Market recoveries after previous virus outbreaks

A fair criticism of this analysis is that this time is different - one should never compare apples and oranges together. Fair enough. Yet it's nigh impossible to find an exact match of events through time. That said, if we look at previous comebacks after a week with a 8-9% drop in the market, we again see that in only 13% of instances where the market dropped 8-9% in a single week over the past century did the market not bounce within 5 years. Again the data would suggest hanging in the (if you can afford to wait) is the best course of action.

Market recoveries after weeks with 8-9% drop

Some concrete advice

Just like the World Health Organisation has advice for what to do during this COVID-19 pandemic, here is some practical advice you can take onboard to ensure your financial health is not overly affected during this turbulent time.
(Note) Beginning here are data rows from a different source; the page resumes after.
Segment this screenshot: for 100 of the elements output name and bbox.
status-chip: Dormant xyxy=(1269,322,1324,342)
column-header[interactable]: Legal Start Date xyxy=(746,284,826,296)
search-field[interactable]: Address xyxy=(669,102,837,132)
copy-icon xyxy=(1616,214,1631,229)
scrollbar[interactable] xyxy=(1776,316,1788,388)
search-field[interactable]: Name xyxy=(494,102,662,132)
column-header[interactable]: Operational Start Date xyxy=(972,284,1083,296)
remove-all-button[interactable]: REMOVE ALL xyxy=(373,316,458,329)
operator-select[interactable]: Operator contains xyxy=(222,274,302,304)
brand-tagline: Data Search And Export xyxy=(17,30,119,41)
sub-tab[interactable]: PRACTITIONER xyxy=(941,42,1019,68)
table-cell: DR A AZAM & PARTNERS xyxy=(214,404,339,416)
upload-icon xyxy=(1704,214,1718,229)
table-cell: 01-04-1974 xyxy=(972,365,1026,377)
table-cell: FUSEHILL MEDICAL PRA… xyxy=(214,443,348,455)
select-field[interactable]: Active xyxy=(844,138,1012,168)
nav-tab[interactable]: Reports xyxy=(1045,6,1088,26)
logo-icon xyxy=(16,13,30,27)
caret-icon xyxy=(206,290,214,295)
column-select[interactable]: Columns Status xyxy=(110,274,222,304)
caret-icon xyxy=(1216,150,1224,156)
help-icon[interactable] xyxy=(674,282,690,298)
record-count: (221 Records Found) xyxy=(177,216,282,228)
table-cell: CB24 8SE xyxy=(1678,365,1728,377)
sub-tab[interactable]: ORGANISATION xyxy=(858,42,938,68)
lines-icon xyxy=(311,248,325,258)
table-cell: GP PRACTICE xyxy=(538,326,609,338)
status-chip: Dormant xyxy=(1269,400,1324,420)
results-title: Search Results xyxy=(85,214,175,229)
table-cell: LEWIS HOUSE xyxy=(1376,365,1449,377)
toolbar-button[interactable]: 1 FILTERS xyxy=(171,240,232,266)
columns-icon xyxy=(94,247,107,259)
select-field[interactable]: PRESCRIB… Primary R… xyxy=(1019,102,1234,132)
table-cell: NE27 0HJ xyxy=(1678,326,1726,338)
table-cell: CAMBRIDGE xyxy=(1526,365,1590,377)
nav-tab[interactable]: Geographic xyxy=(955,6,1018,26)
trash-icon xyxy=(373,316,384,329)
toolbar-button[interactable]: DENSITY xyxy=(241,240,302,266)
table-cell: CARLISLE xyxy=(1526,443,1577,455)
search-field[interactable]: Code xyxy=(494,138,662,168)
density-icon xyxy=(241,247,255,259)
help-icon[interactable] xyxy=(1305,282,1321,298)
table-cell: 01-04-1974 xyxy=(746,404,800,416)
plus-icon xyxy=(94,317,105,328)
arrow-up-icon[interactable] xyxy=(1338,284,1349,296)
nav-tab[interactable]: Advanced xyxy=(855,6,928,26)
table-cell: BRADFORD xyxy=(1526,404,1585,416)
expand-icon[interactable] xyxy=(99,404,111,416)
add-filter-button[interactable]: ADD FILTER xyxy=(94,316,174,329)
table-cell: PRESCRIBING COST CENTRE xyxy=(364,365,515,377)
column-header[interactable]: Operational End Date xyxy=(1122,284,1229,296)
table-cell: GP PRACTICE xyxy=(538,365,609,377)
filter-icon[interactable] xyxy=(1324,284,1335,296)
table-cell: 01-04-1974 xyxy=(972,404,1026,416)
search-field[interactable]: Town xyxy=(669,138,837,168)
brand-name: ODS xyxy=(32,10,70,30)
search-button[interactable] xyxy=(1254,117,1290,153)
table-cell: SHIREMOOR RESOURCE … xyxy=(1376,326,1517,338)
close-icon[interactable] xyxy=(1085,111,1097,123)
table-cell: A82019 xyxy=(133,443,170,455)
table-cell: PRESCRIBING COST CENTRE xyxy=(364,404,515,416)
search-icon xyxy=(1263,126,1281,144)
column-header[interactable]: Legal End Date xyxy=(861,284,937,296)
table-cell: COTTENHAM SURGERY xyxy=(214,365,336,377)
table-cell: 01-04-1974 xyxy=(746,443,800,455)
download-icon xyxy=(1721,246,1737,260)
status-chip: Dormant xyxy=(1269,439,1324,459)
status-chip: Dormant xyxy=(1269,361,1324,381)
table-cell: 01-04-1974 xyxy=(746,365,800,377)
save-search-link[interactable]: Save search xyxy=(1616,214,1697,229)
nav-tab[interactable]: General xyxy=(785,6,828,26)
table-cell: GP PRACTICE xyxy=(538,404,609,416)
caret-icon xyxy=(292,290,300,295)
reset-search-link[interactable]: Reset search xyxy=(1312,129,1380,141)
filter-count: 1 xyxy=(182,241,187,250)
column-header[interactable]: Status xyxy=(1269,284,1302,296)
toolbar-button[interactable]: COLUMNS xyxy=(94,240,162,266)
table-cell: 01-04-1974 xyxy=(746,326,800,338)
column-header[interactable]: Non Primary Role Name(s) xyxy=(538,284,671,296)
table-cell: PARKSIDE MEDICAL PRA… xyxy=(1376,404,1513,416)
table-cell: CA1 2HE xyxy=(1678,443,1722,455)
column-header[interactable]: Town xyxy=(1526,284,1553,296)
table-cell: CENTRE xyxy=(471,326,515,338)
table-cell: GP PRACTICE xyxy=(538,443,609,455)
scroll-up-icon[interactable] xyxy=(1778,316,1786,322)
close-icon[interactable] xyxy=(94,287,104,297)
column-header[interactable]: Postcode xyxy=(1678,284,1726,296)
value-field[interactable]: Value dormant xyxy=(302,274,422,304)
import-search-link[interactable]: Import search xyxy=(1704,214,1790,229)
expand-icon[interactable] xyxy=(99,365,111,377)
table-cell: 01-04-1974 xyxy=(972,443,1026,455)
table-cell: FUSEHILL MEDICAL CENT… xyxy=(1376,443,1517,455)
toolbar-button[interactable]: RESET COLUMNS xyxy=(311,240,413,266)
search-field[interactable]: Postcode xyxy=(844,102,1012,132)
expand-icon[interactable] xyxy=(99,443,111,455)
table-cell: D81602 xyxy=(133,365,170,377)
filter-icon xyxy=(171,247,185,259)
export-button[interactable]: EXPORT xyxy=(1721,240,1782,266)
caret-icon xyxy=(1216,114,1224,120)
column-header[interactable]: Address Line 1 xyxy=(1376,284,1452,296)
  1. Know your limits: Whenever your income may be affected it’s important to know what your financial limits are in case you have to access money in an emergency. So check your bank account and savings account balances. Check your credit card balances and each card’s limit and interest rate. So that if you need to use a credit card, you can start by using the one with the lowest interest rate.
  2. Don’t overspend: You don’t need to clean out your local supermarket. A good guideline to follow is the Center for Disease Control and Prevention’s recommendations and think about what  you’d need to have on hand for a couple of weeks (like hand soap, non perishable food, alcohol wipes).
  3. Embrace the gig economy: Anything that can bring in some extra income at this stage might be worth considering.  With platforms like M4Jam you can earn extra income by simply looking for nearby opportunities that you can do using your mobile phone. But you might also look into things like transcribing, proofreading or user testing. There are many gig platforms out there, like Upwork, Fiverr, Behance,  Taskrabbit, Freelancer and Gigster, that can enable you to earn money from home.
  4. Upskill yourself: This is a smart use of downtime at home. There are a number of platforms, like Coursera, Udemy, Khan Academy, that can help you pick up something new you’ve been interested in for a while. And while you’re at it, why not update your resume and make sure your LinkedIn profile is up to date, so people can know what you’re up to.

Stay calm and crack on

In turbulent times, it’s good to remind yourself to consistently invest - something we strongly recommend at Franc — instead of trying to guess when to “buy low” and “sell high.” Trust that you’ve set up a solid investment goal and stick to your monthly contributions, because letting your emotions get the better of you can make for terrible investment decisions.

And even though, as President Ramaphosa said in his recent address, this too shall pass, it’s good to check in on your financial health from time to time - think about how you can make yourself financially strong and more resilient to these unexpected shocks in life. Unfortunately money is usually the #1 source of stress, so good financial health can really have a positive impact on your health. So stay calm and wash your hands!